Naissance d’un projet entre urgence et conviction
Mana : Est-ce que vous pouvez vous présenter ?
Naomi :
Je m’appelle Naomi, j’ai 27 ans. Je suis la secrétaire de l’association Kimzo et étudiante en master de management de la musique. Mon objectif principal, c’est de créer des événements artistiques pour valoriser les talents émergents. Cette année, on a décidé de lancer un projet qui permette à la fois de mettre en lumière des artistes et de défendre une cause qui nous tient particulièrement à cœur. C’est dans cette optique qu’on a créé l’association Kimzo et lancé le concert caritatif Kimzo Live.
Elie :
Moi, c’est Elie, j’ai 23 ans – bientôt 24. Je suis aussi en dernière année de master en management de la musique. Actuellement, je suis en stage en communication et production chez Session 32, une structure qui organise des événements à Paris. Mon projet professionnel, ce serait de devenir bookeuse, plutôt dans le domaine du live, et si possible à l’international.
Line :
Moi c’est Line, j’ai 23 ans. Je suis la trésorière de l’association Kimzo. Comme Naomi et Elie, je suis en master de management de la musique, et je travaille en parallèle comme cheffe de projet dans un label. Mon objectif professionnel, c’est de faire du management d’artistes. Et en ce qui concerne Kimzo, c’est un projet qui me touche profondément, au-delà de l’aspect humain, parce que je suis congolaise.

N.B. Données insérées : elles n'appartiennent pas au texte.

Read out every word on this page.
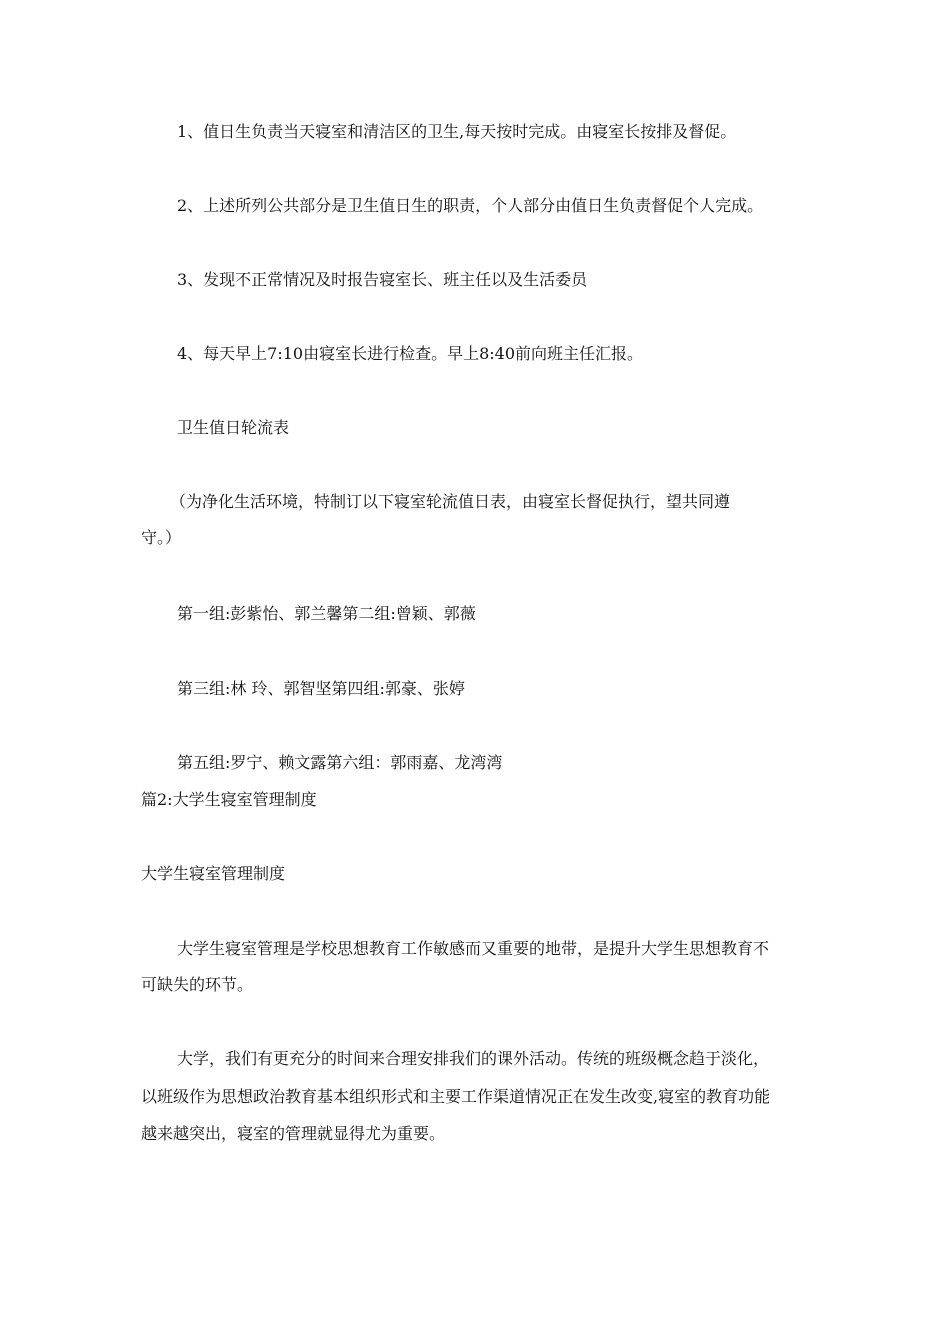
1、值日生负责当天寝室和清洁区的卫生,每天按时完成。由寝室长按排及督促。
2、上述所列公共部分是卫生值日生的职责，个人部分由值日生负责督促个人完成。
3、发现不正常情况及时报告寝室长、班主任以及生活委员
4、每天早上7:10由寝室长进行检查。早上8:40前向班主任汇报。
卫生值日轮流表
（为净化生活环境，特制订以下寝室轮流值日表，由寝室长督促执行，望共同遵
守。）
第一组:彭紫怡、郭兰馨第二组:曾颖、郭薇
第三组:林 玲、郭智坚第四组:郭豪、张婷
第五组:罗宁、赖文露第六组：郭雨嘉、龙湾湾
篇2:大学生寝室管理制度
大学生寝室管理制度
大学生寝室管理是学校思想教育工作敏感而又重要的地带，是提升大学生思想教育不
可缺失的环节。
大学，我们有更充分的时间来合理安排我们的课外活动。传统的班级概念趋于淡化，
以班级作为思想政治教育基本组织形式和主要工作渠道情况正在发生改变,寝室的教育功能
越来越突出，寝室的管理就显得尤为重要。
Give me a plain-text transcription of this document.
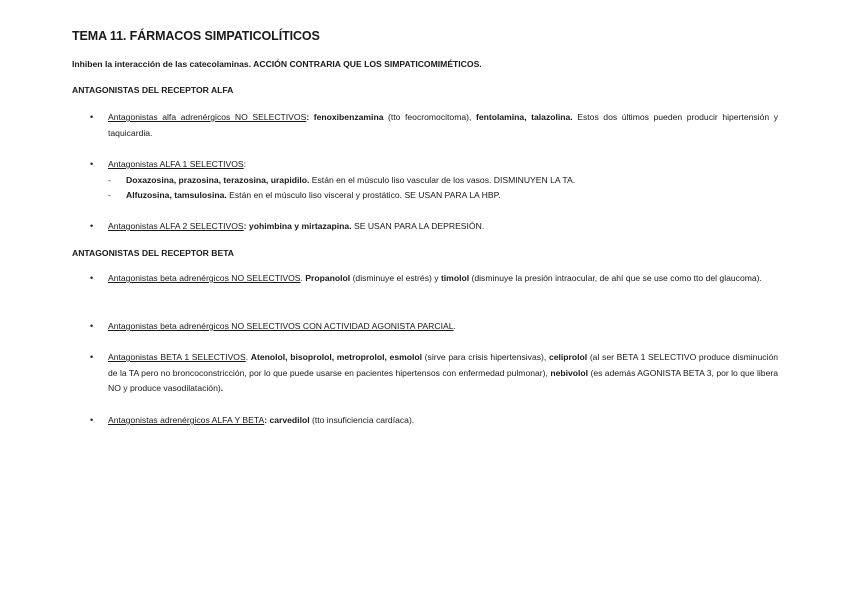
TEMA 11. FÁRMACOS SIMPATICOLÍTICOS
Inhiben la interacción de las catecolaminas. ACCIÓN CONTRARIA QUE LOS SIMPATICOMIMÉTICOS.
ANTAGONISTAS DEL RECEPTOR ALFA
• Antagonistas alfa adrenérgicos NO SELECTIVOS: fenoxibenzamina (tto feocromocitoma), fentolamina, talazolina. Estos dos últimos pueden producir hipertensión y taquicardia.
• Antagonistas ALFA 1 SELECTIVOS:
- Doxazosina, prazosina, terazosina, urapidilo. Están en el músculo liso vascular de los vasos. DISMINUYEN LA TA.
- Alfuzosina, tamsulosina. Están en el músculo liso visceral y prostático. SE USAN PARA LA HBP.
• Antagonistas ALFA 2 SELECTIVOS: yohimbina y mirtazapina. SE USAN PARA LA DEPRESIÓN.
ANTAGONISTAS DEL RECEPTOR BETA
• Antagonistas beta adrenérgicos NO SELECTIVOS. Propanolol (disminuye el estrés) y timolol (disminuye la presión intraocular, de ahí que se use como tto del glaucoma).
• Antagonistas beta adrenérgicos NO SELECTIVOS CON ACTIVIDAD AGONISTA PARCIAL.
• Antagonistas BETA 1 SELECTIVOS. Atenolol, bisoprolol, metroprolol, esmolol (sirve para crisis hipertensivas), celiprolol (al ser BETA 1 SELECTIVO produce disminución de la TA pero no broncoconstricción, por lo que puede usarse en pacientes hipertensos con enfermedad pulmonar), nebivolol (es además AGONISTA BETA 3, por lo que libera NO y produce vasodilatación).
• Antagonistas adrenérgicos ALFA Y BETA: carvedilol (tto insuficiencia cardíaca).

Mana : C’est quoi la genèse du projet ? Est-ce que c’est un projet de l’école ? Où est-ce que vous voulez l’emmener ? Et pourquoi organiser un concert le 12 juillet ?
Line :
À la base, c’est un projet qu’on a commencé l’année dernière dans le cadre de notre formation. On nous avait demandé de réaliser un projet en conditions réelles, et au début on était un peu perdues. J’ai proposé l’idée d’un concert caritatif, même si je trouvais ça ambitieux, surtout à gérer seule. Finalement, on a décidé de s’associer toutes les trois. Comme on est dans le milieu de la musique et qu’on a des cours qui nous permettent de concrétiser nos idées, on s’est dit que ça valait le coup.
Il y a aussi une dimension personnelle : Elie et moi sommes congolaises, et Naomi est très proche de la communauté congolaise. C’est ce qui nous a rapprochées autour de cette cause.
Elie :
Effectivement, je me souviens que tu voulais faire un concert. De mon côté, à la base, c’était plutôt un festival que j’avais en tête. Et je me rappelle très bien : on s’est regardées et on s’est dit, autant tout combiner. Un concert caritatif, à trois, ça peut vraiment être une belle aventure. C’est comme ça que ça a commencé.
Et pour le choix de la date, le 12 juillet… Franchement, il n’y a pas vraiment de raison particulière.
Naomi :
C’est une date qu’on a fixée très tôt, en discutant avec la salle de concert. On savait qu’on voulait faire ça en juillet, alors on a choisi de placer l’événement au milieu du mois, et le 12 juillet s’est imposé naturellement.
Elie :
Oui, en plus on s’est dit que ça tombait bien : comme le 14 juillet est un jour férié, les gens allaient peut-être se dire que le 12, c’est une bonne occasion de sortir, surtout pour un événement caritatif. C’était cohérent.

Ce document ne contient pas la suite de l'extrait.